Boehm : En fait, j’appelle à s’en tenir à ce qui était autrefois sa promesse centrale. La difficulté réside dans une tension fondamentale. Le droit international né après la guerre repose sur une promesse universaliste : que tous les êtres humains méritent la même protection - née de la reconnaissance historique que l’homme est capable de destruction radicale. Mais en même temps, il est aussi l’expression de la mémoire : l’Holocauste a joué un rôle central dans la prise de conscience par la communauté internationale de cette capacité de destruction. En ce sens, le droit international exprime, même si ce n’est qu’implicitement, un attachement particulier à l’histoire juive et donc à la souveraineté juive. Cette tension a conduit à ce que les institutions fondées sur l’universalisme échouent précisément à protéger les Palestiniens. C’est une mauvaise chose pour les Palestiniens, c’est le moins qu’on puisse dire. Mais au vu des destructions que nous observons aujourd’hui, cela fait aussi croire à beaucoup que le droit lui-même - en tant qu’expression de cette mémoire occidentale - n’est plus un droit, mais une idéologie. 

« Le droit international n’est pas une proposition.
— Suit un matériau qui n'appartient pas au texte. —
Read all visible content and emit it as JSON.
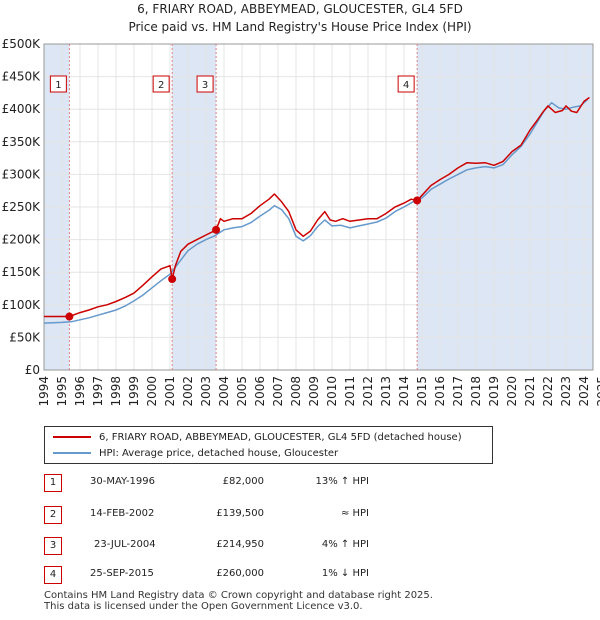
{
  "title_line1": "6, FRIARY ROAD, ABBEYMEAD, GLOUCESTER, GL4 5FD",
  "title_line2": "Price paid vs. HM Land Registry's House Price Index (HPI)",
  "colors": {
    "property": "#cc0000",
    "hpi": "#6699cc",
    "shade": "#dde6f4",
    "marker": "#cc0000"
  },
  "chart_data": {
    "type": "line",
    "title": "6, FRIARY ROAD, ABBEYMEAD, GLOUCESTER, GL4 5FD — Price paid vs. HM Land Registry's House Price Index (HPI)",
    "xlabel": "",
    "ylabel": "",
    "xlim": [
      1995,
      2025.5
    ],
    "ylim": [
      0,
      500000
    ],
    "x_ticks": [
      "1994",
      "1995",
      "1996",
      "1997",
      "1998",
      "1999",
      "2000",
      "2001",
      "2002",
      "2003",
      "2004",
      "2005",
      "2006",
      "2007",
      "2008",
      "2009",
      "2010",
      "2011",
      "2012",
      "2013",
      "2014",
      "2015",
      "2016",
      "2017",
      "2018",
      "2019",
      "2020",
      "2021",
      "2022",
      "2023",
      "2024",
      "2025"
    ],
    "y_ticks": [
      {
        "value": 0,
        "label": "£0"
      },
      {
        "value": 50000,
        "label": "£50K"
      },
      {
        "value": 100000,
        "label": "£100K"
      },
      {
        "value": 150000,
        "label": "£150K"
      },
      {
        "value": 200000,
        "label": "£200K"
      },
      {
        "value": 250000,
        "label": "£250K"
      },
      {
        "value": 300000,
        "label": "£300K"
      },
      {
        "value": 350000,
        "label": "£350K"
      },
      {
        "value": 400000,
        "label": "£400K"
      },
      {
        "value": 450000,
        "label": "£450K"
      },
      {
        "value": 500000,
        "label": "£500K"
      }
    ],
    "grid": true,
    "shaded_ranges": [
      [
        1995.0,
        1996.41
      ],
      [
        2002.12,
        2004.56
      ],
      [
        2015.73,
        2025.5
      ]
    ],
    "series": [
      {
        "name": "6, FRIARY ROAD, ABBEYMEAD, GLOUCESTER, GL4 5FD (detached house)",
        "color": "#cc0000",
        "x": [
          1995.0,
          1995.5,
          1996.0,
          1996.41,
          1997.0,
          1997.5,
          1998.0,
          1998.5,
          1999.0,
          1999.5,
          2000.0,
          2000.5,
          2001.0,
          2001.5,
          2002.0,
          2002.12,
          2002.3,
          2002.6,
          2003.0,
          2003.5,
          2004.0,
          2004.56,
          2004.8,
          2005.0,
          2005.5,
          2006.0,
          2006.5,
          2007.0,
          2007.5,
          2007.8,
          2008.2,
          2008.6,
          2009.0,
          2009.4,
          2009.8,
          2010.2,
          2010.6,
          2010.9,
          2011.2,
          2011.6,
          2012.0,
          2012.5,
          2013.0,
          2013.5,
          2014.0,
          2014.5,
          2015.0,
          2015.4,
          2015.73,
          2016.0,
          2016.5,
          2017.0,
          2017.5,
          2018.0,
          2018.5,
          2019.0,
          2019.5,
          2020.0,
          2020.5,
          2021.0,
          2021.5,
          2022.0,
          2022.4,
          2022.7,
          2023.0,
          2023.4,
          2023.8,
          2024.0,
          2024.3,
          2024.6,
          2025.0,
          2025.3
        ],
        "values": [
          82000,
          82000,
          82000,
          82000,
          88000,
          92000,
          97000,
          100000,
          105000,
          111000,
          118000,
          130000,
          143000,
          155000,
          160000,
          139500,
          160000,
          182000,
          193000,
          200000,
          207000,
          214950,
          232000,
          228000,
          232000,
          232000,
          240000,
          252000,
          262000,
          270000,
          258000,
          243000,
          215000,
          205000,
          213000,
          230000,
          243000,
          230000,
          228000,
          232000,
          228000,
          230000,
          232000,
          232000,
          240000,
          250000,
          256000,
          262000,
          260000,
          268000,
          283000,
          292000,
          300000,
          310000,
          318000,
          317000,
          318000,
          314000,
          320000,
          335000,
          345000,
          368000,
          383000,
          395000,
          405000,
          395000,
          398000,
          405000,
          397000,
          395000,
          412000,
          418000
        ]
      },
      {
        "name": "HPI: Average price, detached house, Gloucester",
        "color": "#6699cc",
        "x": [
          1995.0,
          1995.5,
          1996.0,
          1996.5,
          1997.0,
          1997.5,
          1998.0,
          1998.5,
          1999.0,
          1999.5,
          2000.0,
          2000.5,
          2001.0,
          2001.5,
          2002.0,
          2002.5,
          2003.0,
          2003.5,
          2004.0,
          2004.5,
          2005.0,
          2005.5,
          2006.0,
          2006.5,
          2007.0,
          2007.5,
          2007.8,
          2008.2,
          2008.6,
          2009.0,
          2009.4,
          2009.8,
          2010.2,
          2010.6,
          2011.0,
          2011.5,
          2012.0,
          2012.5,
          2013.0,
          2013.5,
          2014.0,
          2014.5,
          2015.0,
          2015.5,
          2016.0,
          2016.5,
          2017.0,
          2017.5,
          2018.0,
          2018.5,
          2019.0,
          2019.5,
          2020.0,
          2020.5,
          2021.0,
          2021.5,
          2022.0,
          2022.4,
          2022.8,
          2023.2,
          2023.6,
          2024.0,
          2024.4,
          2024.8,
          2025.2
        ],
        "values": [
          72000,
          72500,
          73000,
          74000,
          77000,
          80000,
          84000,
          88000,
          92000,
          98000,
          106000,
          115000,
          126000,
          137000,
          147000,
          165000,
          183000,
          193000,
          200000,
          206000,
          215000,
          218000,
          220000,
          226000,
          236000,
          245000,
          252000,
          246000,
          232000,
          205000,
          198000,
          206000,
          220000,
          230000,
          221000,
          222000,
          218000,
          221000,
          224000,
          227000,
          233000,
          243000,
          250000,
          258000,
          264000,
          277000,
          285000,
          293000,
          300000,
          307000,
          310000,
          312000,
          310000,
          315000,
          330000,
          343000,
          362000,
          380000,
          398000,
          410000,
          402000,
          400000,
          403000,
          405000,
          415000
        ]
      }
    ],
    "sales": [
      {
        "num": "1",
        "date": "30-MAY-1996",
        "price": "£82,000",
        "hpi": "13% ↑ HPI",
        "x": 1996.41,
        "y": 82000
      },
      {
        "num": "2",
        "date": "14-FEB-2002",
        "price": "£139,500",
        "hpi": "≈ HPI",
        "x": 2002.12,
        "y": 139500
      },
      {
        "num": "3",
        "date": "23-JUL-2004",
        "price": "£214,950",
        "hpi": "4% ↑ HPI",
        "x": 2004.56,
        "y": 214950
      },
      {
        "num": "4",
        "date": "25-SEP-2015",
        "price": "£260,000",
        "hpi": "1% ↓ HPI",
        "x": 2015.73,
        "y": 260000
      }
    ]
  },
  "legend": {
    "property_label": "6, FRIARY ROAD, ABBEYMEAD, GLOUCESTER, GL4 5FD (detached house)",
    "hpi_label": "HPI: Average price, detached house, Gloucester"
  },
  "footer": {
    "line1": "Contains HM Land Registry data © Crown copyright and database right 2025.",
    "line2": "This data is licensed under the Open Government Licence v3.0."
  }
}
C’est du droit »

ZEIT : Vous parlez de la critique postcoloniale, c’est-à-dire de l’affirmation selon laquelle le souvenir de l’Holocauste est utilisé pour supprimer d’autres souvenirs. Par exemple celle de la Nakba, l’expulsion des Palestiniens lors de la création d’Israël ? 

Boehm : Oui. Mais soyons clairs, puisqu’il y a tant de manipulations en jeu : personne de sain d’esprit ne peut sérieusement croire que l’on puisse en déduire l’équivalence de la Nakba et de l’Holocauste. La tâche consiste à montrer que ce droit peut être pris au sérieux en tant que droit, malgré son contexte historique. Et si nous ne le faisons pas, nous ne rendrons pas justice à la mémoire de la Shoah. En d’autres termes, pour rendre justice à la mémoire des contextes historiques insupportables, nous devons respecter le fait que le droit s’applique indépendamment de ceux-ci. Pour les partisans d’un nouveau réalisme, il est commode de présenter cette tentative comme un “radicalisme moral”. 

ZEIT : Dans le débat sur le nettoyage ethnique et un éventuel génocide dans la guerre de Gaza, vous avez récemment mis en garde contre l’utilisation de catégories comme “génocide” ou “crimes contre l’humanité” comme armes idéologiques. 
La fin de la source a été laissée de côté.